The Republicans are no longer a viable party in Massachusetts. I used to say we had a 1.5 party system, but Jim Lyons is running that party into the ground. Every cycle, the Democratic primary determines the winner in more and more races, to the point where a candidate who “voted for Trump and mocked (Elizabeth) Warren” won a Democratic primary and a seat in the Massachusetts House of Representatives.
It’s time to dump the party primaries. It’s also time to dump the September primary. James thought a primary during April break would work, but that is a systemic barrier to folks who take vacations during the school holiday.
James’ instinct for an open (jungle) primary is the right one. The date should be at the end of our spring political season, the Tuesday before Memorial Day. Let’s use Ranked Choice to narrow the field to the top three candidates, take the summer off, and return on Labor Day to have a meaningful discussion of candidates and issues.

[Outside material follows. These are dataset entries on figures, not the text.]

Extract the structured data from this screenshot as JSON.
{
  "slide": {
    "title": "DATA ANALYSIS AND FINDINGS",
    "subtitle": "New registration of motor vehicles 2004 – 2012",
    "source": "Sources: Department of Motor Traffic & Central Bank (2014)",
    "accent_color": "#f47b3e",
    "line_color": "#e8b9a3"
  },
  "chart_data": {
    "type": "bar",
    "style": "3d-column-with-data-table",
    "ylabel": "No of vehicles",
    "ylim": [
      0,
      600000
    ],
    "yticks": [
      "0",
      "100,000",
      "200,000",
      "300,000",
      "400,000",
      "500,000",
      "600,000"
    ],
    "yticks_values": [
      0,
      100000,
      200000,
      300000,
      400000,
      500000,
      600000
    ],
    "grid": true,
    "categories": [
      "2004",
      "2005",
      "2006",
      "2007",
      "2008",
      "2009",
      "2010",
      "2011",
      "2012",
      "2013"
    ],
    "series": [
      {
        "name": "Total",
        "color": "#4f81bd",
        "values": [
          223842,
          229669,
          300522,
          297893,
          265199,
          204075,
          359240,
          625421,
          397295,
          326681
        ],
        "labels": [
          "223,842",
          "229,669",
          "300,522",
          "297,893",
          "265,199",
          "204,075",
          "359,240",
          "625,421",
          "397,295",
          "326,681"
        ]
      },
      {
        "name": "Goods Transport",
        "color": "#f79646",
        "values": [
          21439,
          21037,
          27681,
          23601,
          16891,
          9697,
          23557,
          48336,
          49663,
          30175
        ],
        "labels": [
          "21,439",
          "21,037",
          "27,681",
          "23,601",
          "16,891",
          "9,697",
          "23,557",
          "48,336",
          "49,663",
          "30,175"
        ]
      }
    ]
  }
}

The late May primary is great for towns, as its a great time to reach voters at town elections and town meetings. Have a party convention in March to determine who can run in the primary with the party label, either as a nominee (50%) or designee (15%).
Christopher says
FYI, you have a very good comment about your experience with candidate outreach marked as “pending”. I suspect this is because you included a lot of links, but hopefully an editor can approve it.
Pablo says
Yeah, I am a BMG subscriber and I am a bit miffed that I have a post marked as pending. I mean, shouldn’t I receive the VIP treatment for the premium price of $3.99 per month?
SomervilleTom says
Sorry about that. I didn’t notice until just now.
pogo says
Wow, big news. You’re an admin now. Congratulations, I missed that.
SomervilleTom says
Heh. Thanks.
jconway says
I’ll co-sign onto this reform. I think a May all party primary also makes sense and like using ranked choice to determine the top 3 and then we can have a general. It actually could also help third parties and independents by making that initial primary relevant (and even potentially giving those candidates the chance to eclipse the Republicans).
Completely agree the Turco election is proof that some kind of ranked choice and or runoff system is needed. I think Juan Jaramillo could have won that race if it came down to the top 3 or top 2 candidates.
Christopher says
That seems to complicate things. Anything that does not result in each party being represented in the general is a deal-breaker for me.
Pablo says
Consider there was no Republican primary, so all the GOP-leaning unenrolleds were free to wander into the Democratic primary to support Turco. The result was the Trump “Democrat” ran against the real Republican.